Did the Matrix’s grand finale have any revolutionary surprises after all? Technically brilliant, the much-hyped movie fails to deliver on plot and substance.
In The Matrix: Revolutions, the Zionists must do or die to protect themselves against a death blow from the future world’s all-powerful electronic ruler.
Agent Smith is becoming ever more powerful and threatens total domination of the machine world while Neo edges closer to his destiny, be it his death or saviour of mankind.
There is such an air of familiarity about the Matrix films; the stylised chop-socky, the dingy green colour palette, the bewildering plot, that you know the Wachowski brothers would have had to do something really special to make their final instalment memorable.
Unfortunately, the boys misfire right from the off by committing the most heinous crime of launching into one of those dreaded wordy sections that casual fans of the series, like me, simply have given up following.
The result being that immediately you realise how hopelessly lost you are with the plot.
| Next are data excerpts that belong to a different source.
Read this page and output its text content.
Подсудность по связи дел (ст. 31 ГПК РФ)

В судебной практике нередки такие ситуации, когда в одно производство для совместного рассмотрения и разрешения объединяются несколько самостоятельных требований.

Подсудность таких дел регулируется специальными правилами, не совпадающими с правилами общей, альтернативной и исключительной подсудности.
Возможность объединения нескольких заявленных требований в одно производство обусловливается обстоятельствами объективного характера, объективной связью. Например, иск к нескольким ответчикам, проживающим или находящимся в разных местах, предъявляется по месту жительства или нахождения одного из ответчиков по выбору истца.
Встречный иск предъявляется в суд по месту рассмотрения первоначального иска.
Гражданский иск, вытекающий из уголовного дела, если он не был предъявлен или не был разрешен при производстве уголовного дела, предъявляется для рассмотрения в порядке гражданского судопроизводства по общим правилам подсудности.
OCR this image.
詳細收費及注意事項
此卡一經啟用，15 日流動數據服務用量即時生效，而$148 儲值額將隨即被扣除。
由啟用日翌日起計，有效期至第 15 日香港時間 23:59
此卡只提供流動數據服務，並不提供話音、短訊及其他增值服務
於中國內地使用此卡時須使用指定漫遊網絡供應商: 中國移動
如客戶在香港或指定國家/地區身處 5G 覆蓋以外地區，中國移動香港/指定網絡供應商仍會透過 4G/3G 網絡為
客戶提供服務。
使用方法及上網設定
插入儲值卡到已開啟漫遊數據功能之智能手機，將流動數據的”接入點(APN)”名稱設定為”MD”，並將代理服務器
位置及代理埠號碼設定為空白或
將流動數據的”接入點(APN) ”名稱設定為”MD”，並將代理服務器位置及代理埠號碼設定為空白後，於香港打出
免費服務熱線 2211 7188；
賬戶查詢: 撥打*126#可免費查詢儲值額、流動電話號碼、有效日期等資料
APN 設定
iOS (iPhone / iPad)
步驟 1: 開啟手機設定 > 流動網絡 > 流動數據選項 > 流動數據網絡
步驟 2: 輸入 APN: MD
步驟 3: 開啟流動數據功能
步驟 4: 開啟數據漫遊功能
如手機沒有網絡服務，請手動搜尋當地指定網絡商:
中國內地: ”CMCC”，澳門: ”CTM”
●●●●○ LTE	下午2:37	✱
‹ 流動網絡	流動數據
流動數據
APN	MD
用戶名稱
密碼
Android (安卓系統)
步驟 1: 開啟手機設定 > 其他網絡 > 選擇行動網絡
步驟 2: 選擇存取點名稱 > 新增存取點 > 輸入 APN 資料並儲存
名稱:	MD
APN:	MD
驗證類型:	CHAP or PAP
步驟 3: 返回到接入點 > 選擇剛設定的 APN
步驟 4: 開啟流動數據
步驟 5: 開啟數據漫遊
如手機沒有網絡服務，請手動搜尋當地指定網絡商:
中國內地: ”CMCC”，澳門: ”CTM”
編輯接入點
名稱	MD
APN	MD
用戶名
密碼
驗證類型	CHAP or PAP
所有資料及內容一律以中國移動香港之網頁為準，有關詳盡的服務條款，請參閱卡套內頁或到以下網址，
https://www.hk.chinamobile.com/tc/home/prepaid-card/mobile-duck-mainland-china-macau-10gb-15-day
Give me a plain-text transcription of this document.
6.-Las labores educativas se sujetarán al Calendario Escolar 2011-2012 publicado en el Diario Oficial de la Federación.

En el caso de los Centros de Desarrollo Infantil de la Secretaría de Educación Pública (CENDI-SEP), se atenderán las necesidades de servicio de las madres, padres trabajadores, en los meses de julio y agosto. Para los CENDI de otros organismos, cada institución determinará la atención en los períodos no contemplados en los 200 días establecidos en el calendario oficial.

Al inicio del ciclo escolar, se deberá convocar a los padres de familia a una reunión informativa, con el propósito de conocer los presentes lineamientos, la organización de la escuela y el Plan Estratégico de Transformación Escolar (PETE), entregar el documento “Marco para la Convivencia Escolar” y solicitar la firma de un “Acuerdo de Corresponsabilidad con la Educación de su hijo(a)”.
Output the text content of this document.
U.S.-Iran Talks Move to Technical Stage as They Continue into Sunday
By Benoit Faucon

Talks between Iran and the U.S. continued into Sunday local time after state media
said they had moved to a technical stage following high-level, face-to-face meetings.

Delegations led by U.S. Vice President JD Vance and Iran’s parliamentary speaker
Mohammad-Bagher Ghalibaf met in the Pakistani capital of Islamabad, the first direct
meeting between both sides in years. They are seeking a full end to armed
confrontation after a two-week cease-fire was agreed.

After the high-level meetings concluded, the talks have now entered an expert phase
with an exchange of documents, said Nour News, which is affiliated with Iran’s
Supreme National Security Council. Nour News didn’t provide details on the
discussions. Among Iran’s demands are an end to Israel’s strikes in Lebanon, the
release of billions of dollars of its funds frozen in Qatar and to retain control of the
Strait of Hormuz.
All this talk of key-makers, sentient programmes, Frenchmen and train drivers would befuddle even the most ardent of the film’s fans.
Perhaps the choice not to start the film with a slam-bam opening scene adds to the feeling of seamless continuation from Reloaded, but in reality it just works against any excitement that the casual viewer may have had when taking their seats.
But fear not, because where Revolutions hits all the right buttons is in its action scenes. And we are not disappointed.
The Wachowskis do not baulk from the term “groundbreaking” and without doubt we are presented with the fullest realisation of what it means to be superhuman in the now-traditional battle between Agent Smith and Neo.
The directors explore the blistering possibilities of not being constrained by normal physics, and more importantly, utilise this in an almighty gravity-defying biff-up.
Whereas the first movie was an introduction to the Matrix concept, and Reloaded sought to complicate matters with unfathomable plot twists, Revolutions is at its root a simple battle to save Zion from the invasion of the machines.
What has always dropped jaws among audiences is the films’ envelope-pushing use of CGI.
Revolutions again does not fail to please in this respect with a swarm-like onslaught of the robot Sentinels on Zion, at times causing sensory overload. But in a good way.
We are also treated to the Zionists’ fantastically cobbled-together heavy military machinery, which they use to resist the Matrix’s offensive.
Every mech lovers’ dreams are answered by a battalion of cool gun-slinging robots the size of mini-tower blocks that resemble Ripley from Aliens Bayloader on steroids.
With the fight now centred on the real world, things get surprisingly gory.
This works because our heroes are now more physically vulnerable than ever before and it highlights the fact that the Zionists really are fighting for the survival of the free human species.
One fault with the film is that in its division of plots and introduction of yet more characters (an eager underage Zionist would-be soldier, for example), we sometimes forget who is on what mission and why.
Even poor old Morpheus is sidelined into being a nervous passenger on Niobe’s ship.
At the end, Revolutions offers little more than what we have come to expect from this franchise.
You will at times be thrilled, but you will also be confused.
For less devoted fans this may reduce the movie to a visual theme park ride; thrilling at the time, but not something that will be remembered in any depth.
For those who have kept up with the plot, Revolutions may provide the closure that the first two films’ loose strands were crying out for.
But could the Wachowski brothers ever really give this trilogy an ending that would live up to the weighty expectations we all had from Neo’s debut outing?